Each month, participants and convening faculty met for two hours on Zoom in sessions that toggled between issues in professionalism (such as work-family balance and diversity, equity, and inclusion) and writing workshops. The issue-based discussions were engaging, especially as people were starting to get to know each other in the earliest sessions. However, the writing workshops were the strongest sessions. This was another lesson learned: graduate students need rigorous, nonjudgmental, and collaborative ways to work on their writing. WAWH’s membership comprises a cadre of highly skilled teachers of writing and people with considerable chops in professional development work. From my vantage point as the support person for all the Zoom sessions, it was eye-opening and inspiring to see colleagues skillfully manage a writing workshop in caring and deeply insightful ways. The feedback from participants underscored the powerful connection made. One wrote, “The activity of free writing from the perspective of a character in my project transformed how I think about the art of narrating. I also genuinely appreciated the structure of today’s writing session; it was very organized and productive use of time.” Another reported, “Today’s session equipped me with tangible tools and resources for tackling ‘writer’s block.’” A third recognized how they would return to the day’s lessons, saying, “For the size of our group and the time frame we had for the session, this was a great balance of writing exercise and discussion/debriefing. I even kept a copy of the exercises to refer back to when I (inevitably) get stuck in my writing down the line.”
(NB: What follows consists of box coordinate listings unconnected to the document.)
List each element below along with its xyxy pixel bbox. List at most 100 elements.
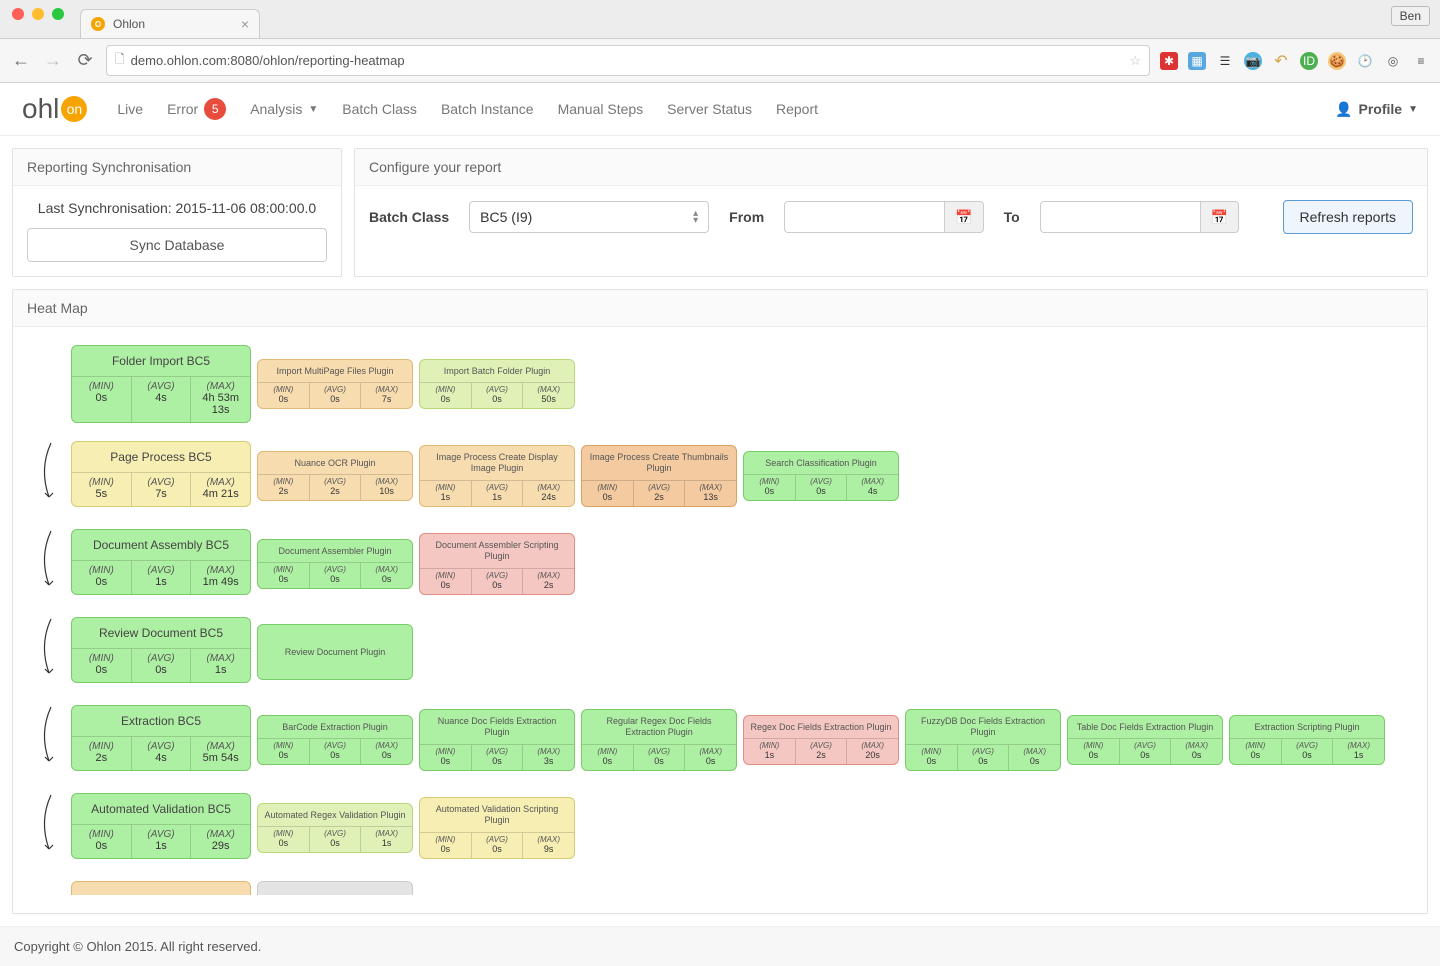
tab-close-icon[interactable]: × xyxy=(241,16,249,32)
from-date-input[interactable] xyxy=(784,201,944,233)
stage-title: Extraction BC5 xyxy=(72,706,250,736)
nav-live[interactable]: Live xyxy=(117,98,143,120)
site-info-icon[interactable]: 🗋 xyxy=(115,50,125,71)
stage-card[interactable]: Page Process BC5 (MIN)5s (AVG)7s (MAX)4m… xyxy=(71,441,251,507)
sync-panel-title: Reporting Synchronisation xyxy=(13,149,341,186)
plugin-card[interactable]: Review Document Plugin xyxy=(257,624,413,680)
plugin-card[interactable]: Image Process Create Display Image Plugi… xyxy=(419,445,575,507)
plugin-title: Review Document Plugin xyxy=(281,641,390,664)
plugin-card[interactable]: Automated Regex Validation Plugin (MIN)0… xyxy=(257,803,413,854)
plugin-card[interactable]: Table Doc Fields Extraction Plugin (MIN)… xyxy=(1067,715,1223,766)
bookmark-star-icon[interactable]: ☆ xyxy=(1129,53,1141,69)
caret-down-icon: ▼ xyxy=(308,104,318,115)
plugin-card[interactable]: Nuance Doc Fields Extraction Plugin (MIN… xyxy=(419,709,575,771)
plugin-title: Nuance Doc Fields Extraction Plugin xyxy=(420,710,574,744)
nav-server-status[interactable]: Server Status xyxy=(667,98,752,120)
window-close-icon[interactable] xyxy=(12,8,24,20)
nav-batch-class[interactable]: Batch Class xyxy=(342,98,417,120)
calendar-icon: 📅 xyxy=(1211,209,1228,226)
nav-reload-icon[interactable]: ⟳ xyxy=(74,50,96,71)
browser-chrome: O Ohlon × Ben ← → ⟳ 🗋 demo.ohlon.com:808… xyxy=(0,0,1440,83)
plugin-title: Import MultiPage Files Plugin xyxy=(258,360,412,383)
brand-logo[interactable]: ohlon xyxy=(22,93,87,125)
favicon-icon: O xyxy=(91,17,105,31)
config-panel-title: Configure your report xyxy=(355,149,1427,186)
nav-error[interactable]: Error 5 xyxy=(167,98,226,120)
nav-report[interactable]: Report xyxy=(776,98,818,120)
plugin-title: Automated Validation Scripting Plugin xyxy=(420,798,574,832)
stage-card[interactable]: Automated Validation BC5 (MIN)0s (AVG)1s… xyxy=(71,793,251,859)
nav-analysis-label: Analysis xyxy=(250,101,302,117)
stage-card[interactable]: Review Document BC5 (MIN)0s (AVG)0s (MAX… xyxy=(71,617,251,683)
extension-icon[interactable]: ◎ xyxy=(1384,52,1402,70)
url-text: demo.ohlon.com:8080/ohlon/reporting-heat… xyxy=(131,53,405,68)
plugin-title: Document Assembler Scripting Plugin xyxy=(420,534,574,568)
flow-arrow-icon xyxy=(37,793,65,863)
stage-card[interactable]: Folder Import BC5 (MIN)0s (AVG)4s (MAX)4… xyxy=(71,345,251,423)
plugin-card[interactable]: Import Batch Folder Plugin (MIN)0s (AVG)… xyxy=(419,359,575,410)
stage-title: Automated Validation BC5 xyxy=(72,794,250,824)
browser-tab[interactable]: O Ohlon × xyxy=(80,9,260,38)
plugin-card[interactable]: Import MultiPage Files Plugin (MIN)0s (A… xyxy=(257,359,413,410)
extension-icon[interactable]: ✱ xyxy=(1160,52,1178,70)
flow-arrow-icon xyxy=(37,441,65,511)
user-icon: 👤 xyxy=(1335,101,1352,118)
caret-down-icon: ▼ xyxy=(1408,104,1418,115)
heatmap-row-partial xyxy=(37,881,1417,895)
plugin-card[interactable]: Regex Doc Fields Extraction Plugin (MIN)… xyxy=(743,715,899,766)
nav-back-icon[interactable]: ← xyxy=(10,50,32,71)
plugin-title: Search Classification Plugin xyxy=(744,452,898,475)
chrome-profile-badge[interactable]: Ben xyxy=(1391,6,1430,26)
profile-label: Profile xyxy=(1359,101,1403,117)
plugin-card[interactable]: Regular Regex Doc Fields Extraction Plug… xyxy=(581,709,737,771)
extension-icon[interactable]: 🍪 xyxy=(1328,52,1346,70)
plugin-card[interactable]: Automated Validation Scripting Plugin (M… xyxy=(419,797,575,859)
plugin-card[interactable]: BarCode Extraction Plugin (MIN)0s (AVG)0… xyxy=(257,715,413,766)
plugin-card[interactable]: Document Assembler Scripting Plugin (MIN… xyxy=(419,533,575,595)
heatmap-row: Automated Validation BC5 (MIN)0s (AVG)1s… xyxy=(37,793,1417,863)
sync-database-button[interactable]: Sync Database xyxy=(27,228,327,262)
extension-icon[interactable]: 📷 xyxy=(1244,52,1262,70)
window-minimize-icon[interactable] xyxy=(32,8,44,20)
plugin-title: Document Assembler Plugin xyxy=(258,540,412,563)
extension-icon[interactable]: ▦ xyxy=(1188,52,1206,70)
plugin-card[interactable] xyxy=(257,881,413,895)
stage-card[interactable]: Document Assembly BC5 (MIN)0s (AVG)1s (M… xyxy=(71,529,251,595)
nav-manual-steps[interactable]: Manual Steps xyxy=(558,98,644,120)
extension-icon[interactable]: ID xyxy=(1300,52,1318,70)
plugin-card[interactable]: FuzzyDB Doc Fields Extraction Plugin (MI… xyxy=(905,709,1061,771)
plugin-title: FuzzyDB Doc Fields Extraction Plugin xyxy=(906,710,1060,744)
plugin-card[interactable]: Extraction Scripting Plugin (MIN)0s (AVG… xyxy=(1229,715,1385,766)
select-arrows-icon: ▴▾ xyxy=(693,210,698,224)
heatmap-row: Page Process BC5 (MIN)5s (AVG)7s (MAX)4m… xyxy=(37,441,1417,511)
batch-class-select[interactable]: BC5 (I9) ▴▾ xyxy=(469,201,709,233)
from-label: From xyxy=(729,209,764,225)
stage-card[interactable] xyxy=(71,881,251,895)
address-bar[interactable]: 🗋 demo.ohlon.com:8080/ohlon/reporting-he… xyxy=(106,45,1150,76)
plugin-card[interactable]: Search Classification Plugin (MIN)0s (AV… xyxy=(743,451,899,502)
plugin-card[interactable]: Nuance OCR Plugin (MIN)2s (AVG)2s (MAX)1… xyxy=(257,451,413,502)
window-zoom-icon[interactable] xyxy=(52,8,64,20)
to-date-input[interactable] xyxy=(1040,201,1200,233)
flow-arrow-icon xyxy=(37,529,65,599)
nav-analysis[interactable]: Analysis ▼ xyxy=(250,98,318,120)
hamburger-menu-icon[interactable]: ≡ xyxy=(1412,52,1430,70)
extension-icon[interactable]: ↶ xyxy=(1272,52,1290,70)
stage-card[interactable]: Extraction BC5 (MIN)2s (AVG)4s (MAX)5m 5… xyxy=(71,705,251,771)
plugin-title: Image Process Create Display Image Plugi… xyxy=(420,446,574,480)
plugin-card[interactable]: Image Process Create Thumbnails Plugin (… xyxy=(581,445,737,507)
stage-title: Document Assembly BC5 xyxy=(72,530,250,560)
plugin-card[interactable]: Document Assembler Plugin (MIN)0s (AVG)0… xyxy=(257,539,413,590)
refresh-reports-button[interactable]: Refresh reports xyxy=(1283,200,1413,234)
profile-menu[interactable]: 👤 Profile ▼ xyxy=(1335,101,1418,118)
extension-icon[interactable]: 🕑 xyxy=(1356,52,1374,70)
to-calendar-button[interactable]: 📅 xyxy=(1200,201,1239,233)
heatmap-row: Review Document BC5 (MIN)0s (AVG)0s (MAX… xyxy=(37,617,1417,687)
nav-batch-instance[interactable]: Batch Instance xyxy=(441,98,534,120)
extension-icon[interactable]: ☰ xyxy=(1216,52,1234,70)
plugin-title: BarCode Extraction Plugin xyxy=(258,716,412,739)
plugin-title: Table Doc Fields Extraction Plugin xyxy=(1068,716,1222,739)
from-calendar-button[interactable]: 📅 xyxy=(944,201,983,233)
to-label: To xyxy=(1004,209,1020,225)
sync-panel: Reporting Synchronisation Last Synchroni… xyxy=(12,148,342,277)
Yet the digital training workshop reminded us of the still irreplaceable role of in-person connection. On that day in Portland, we benefited from expert guidance from two outstanding practitioners of digital humanities. Ashley Garcia (Univ. of California, Los Angeles) provided a generous overview of the field and opportunities for participants to try new platforms and programs and have their questions answered in real time. Jeanette Jones (Univ. of Nebraska–Lincoln) guided participants through a major completed digital project, her To Enter Africa from America: The United States, Africa, and the New Imperialism, 1862–1919. The group then shared a home-cooked dinner together along with women historians from Portland State and the community.
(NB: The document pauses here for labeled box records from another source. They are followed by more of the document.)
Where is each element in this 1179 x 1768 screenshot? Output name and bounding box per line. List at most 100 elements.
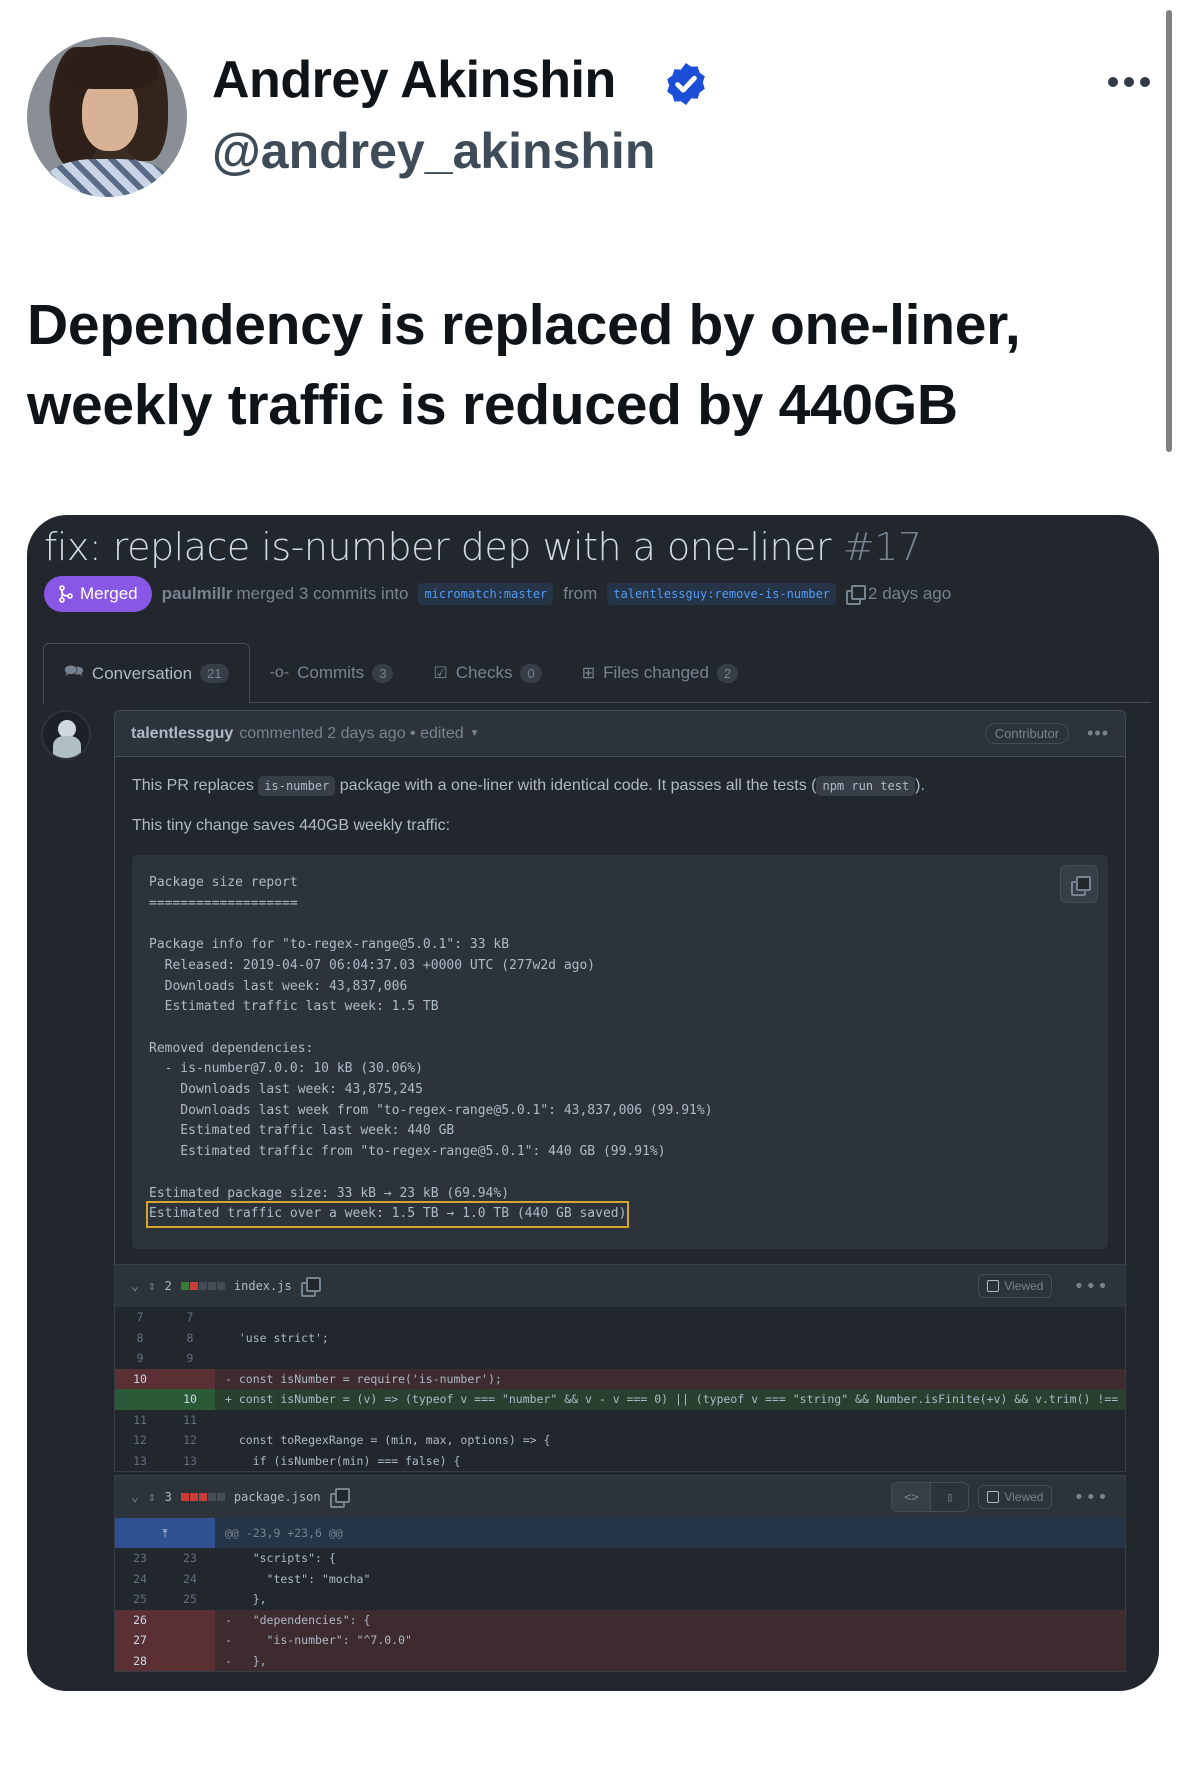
new-line-number[interactable]: 25 — [165, 1589, 215, 1610]
new-line-number[interactable] — [165, 1368, 215, 1389]
pr-comment: talentlessguy commented 2 days ago • edi… — [114, 710, 1126, 1270]
code-view-icon[interactable]: <> — [892, 1483, 931, 1511]
tweet-text: Dependency is replaced by one-liner, wee… — [27, 285, 1147, 445]
diffstat — [180, 1282, 225, 1290]
new-line-number[interactable]: 11 — [165, 1410, 215, 1431]
old-line-number[interactable]: 24 — [115, 1569, 165, 1590]
code-text: 'use strict'; — [225, 1330, 329, 1345]
old-line-number[interactable]: 7 — [115, 1307, 165, 1328]
diff-file-package-json: ⌄ ⇕ 3 package.json <> ▯ Viewed ••• ⤒ @@ -2… — [114, 1475, 1126, 1672]
new-line-number[interactable] — [165, 1609, 215, 1630]
comment-options-button[interactable]: ••• — [1087, 723, 1109, 744]
author-name[interactable]: Andrey Akinshin — [212, 50, 616, 110]
merger-link[interactable]: paulmillr — [162, 584, 233, 604]
package-size-report: Package size report =================== P… — [132, 855, 1108, 1249]
collapse-chevron-icon[interactable]: ⌄ — [131, 1490, 139, 1505]
file-options-button[interactable]: ••• — [1073, 1276, 1109, 1297]
old-line-number[interactable]: 25 — [115, 1589, 165, 1610]
old-line-number[interactable]: 8 — [115, 1328, 165, 1349]
author-avatar[interactable] — [27, 37, 187, 197]
deleted-line: 10 - const isNumber = require('is-number'… — [115, 1368, 1125, 1389]
old-line-number[interactable]: 11 — [115, 1410, 165, 1431]
new-line-number[interactable] — [165, 1630, 215, 1651]
copy-report-button[interactable] — [1060, 865, 1098, 903]
expand-up-icon[interactable]: ⤒ — [115, 1518, 215, 1548]
old-line-number[interactable]: 26 — [115, 1609, 165, 1630]
author-handle[interactable]: @andrey_akinshin — [212, 122, 655, 180]
from-text: from — [563, 584, 598, 603]
code-text: }, — [225, 1592, 267, 1606]
pr-tabs: 🗪 Conversation 21 -o- Commits 3 ☑ Checks… — [43, 643, 1151, 704]
highlighted-traffic-line: Estimated traffic over a week: 1.5 TB → … — [145, 1201, 630, 1228]
expand-icon[interactable]: ⇕ — [148, 1279, 156, 1294]
page-scrollbar[interactable] — [1166, 10, 1172, 452]
new-line-number[interactable]: 12 — [165, 1430, 215, 1451]
file-view-icon[interactable]: ▯ — [930, 1483, 969, 1511]
file-name[interactable]: package.json — [234, 1490, 321, 1504]
comment-paragraph: This tiny change saves 440GB weekly traf… — [132, 817, 451, 834]
commenter-avatar[interactable] — [41, 710, 91, 760]
new-line-number[interactable]: 13 — [165, 1451, 215, 1472]
context-line: 12 12 const toRegexRange = (min, max, opt… — [115, 1430, 1125, 1451]
copy-path-icon[interactable] — [329, 1488, 350, 1508]
merged-label: Merged — [80, 584, 138, 603]
verified-badge-icon — [667, 63, 705, 105]
new-line-number[interactable]: 8 — [165, 1328, 215, 1349]
more-options-button[interactable] — [1108, 70, 1156, 94]
file-name[interactable]: index.js — [234, 1279, 292, 1293]
ellipsis-icon — [1108, 77, 1118, 87]
deleted-line: 27 - "is-number": "^7.0.0" — [115, 1630, 1125, 1651]
tab-files-changed[interactable]: ⊞ Files changed 2 — [562, 643, 758, 703]
collapse-chevron-icon[interactable]: ⌄ — [131, 1279, 139, 1294]
old-line-number[interactable]: 13 — [115, 1451, 165, 1472]
context-line: 88 'use strict'; — [115, 1328, 1125, 1349]
old-line-number[interactable]: 10 — [115, 1368, 165, 1389]
viewed-checkbox[interactable]: Viewed — [978, 1485, 1053, 1509]
git-merge-icon — [59, 585, 73, 603]
report-line: =================== — [149, 895, 298, 911]
tab-conversation[interactable]: 🗪 Conversation 21 — [43, 643, 250, 704]
file-options-button[interactable]: ••• — [1073, 1487, 1109, 1508]
copy-path-icon[interactable] — [300, 1277, 321, 1297]
context-line: 23 23 "scripts": { — [115, 1548, 1125, 1569]
report-line — [149, 1018, 1091, 1039]
code-text: - "dependencies": { — [225, 1612, 371, 1627]
report-line: Estimated traffic last week: 440 GB — [149, 1123, 455, 1139]
file-header: ⌄ ⇕ 2 index.js Viewed ••• — [115, 1265, 1125, 1307]
old-line-number[interactable]: 27 — [115, 1630, 165, 1651]
new-line-number[interactable]: 7 — [165, 1307, 215, 1328]
tweet-text-line: weekly traffic is reduced by 440GB — [27, 373, 958, 437]
new-line-number[interactable]: 10 — [165, 1389, 215, 1410]
tab-checks[interactable]: ☑ Checks 0 — [413, 643, 561, 703]
old-line-number[interactable]: 28 — [115, 1650, 165, 1671]
tab-label: Commits — [297, 663, 365, 682]
head-branch[interactable]: talentlessguy:remove-is-number — [607, 583, 837, 605]
pr-meta: Merged paulmillr merged 3 commits into m… — [44, 575, 951, 613]
merged-status-badge: Merged — [44, 576, 152, 612]
tab-commits[interactable]: -o- Commits 3 — [250, 643, 414, 703]
viewed-checkbox[interactable]: Viewed — [978, 1274, 1053, 1298]
base-branch[interactable]: micromatch:master — [418, 583, 554, 605]
report-line — [149, 914, 1091, 935]
chevron-down-icon[interactable]: ▼ — [470, 728, 480, 739]
attached-screenshot[interactable]: fix: replace is-number dep with a one-li… — [27, 515, 1159, 1691]
comment-header: talentlessguy commented 2 days ago • edi… — [115, 711, 1125, 757]
new-line-number[interactable]: 9 — [165, 1348, 215, 1369]
ellipsis-icon — [1140, 77, 1150, 87]
copy-icon[interactable] — [846, 585, 867, 605]
report-line: Released: 2019-04-07 06:04:37.03 +0000 U… — [149, 957, 596, 973]
new-line-number[interactable] — [165, 1650, 215, 1671]
expand-icon[interactable]: ⇕ — [148, 1490, 156, 1505]
old-line-number[interactable] — [115, 1389, 165, 1410]
new-line-number[interactable]: 24 — [165, 1569, 215, 1590]
new-line-number[interactable]: 23 — [165, 1548, 215, 1569]
code-text: - "is-number": "^7.0.0" — [225, 1633, 412, 1647]
context-line: 25 25 }, — [115, 1589, 1125, 1610]
comment-author[interactable]: talentlessguy — [131, 725, 233, 743]
report-line — [149, 1163, 1091, 1184]
old-line-number[interactable]: 12 — [115, 1430, 165, 1451]
tab-label: Files changed — [603, 663, 709, 682]
old-line-number[interactable]: 23 — [115, 1548, 165, 1569]
old-line-number[interactable]: 9 — [115, 1348, 165, 1369]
We anticipate two long-term impacts of the program. One is to continue to engage with the program participants, be there for them across their careers, and support their links with one another. WAWH also plans to invest more pointedly in its own mentorship capacity, including writing future grant proposals and doing targeted fundraising. In the near future, we expect to add a new position on our board, something like a mentorship chair, to spearhead these efforts.
I spent time with several participants during the Berkshire Conference in June 2023 and was told things like “I would have never been able to complete my PhD prospectus without the mentorship program” and “Meeting with that group all year gave me a connection that I didn’t know I needed at this stage of my career.” I could not have asked for a more rewarding exchange with these wonderful young scholars.
Patricia Schechter is professor of history at Portland State University and immediate past president of the Western Association of Women Historians.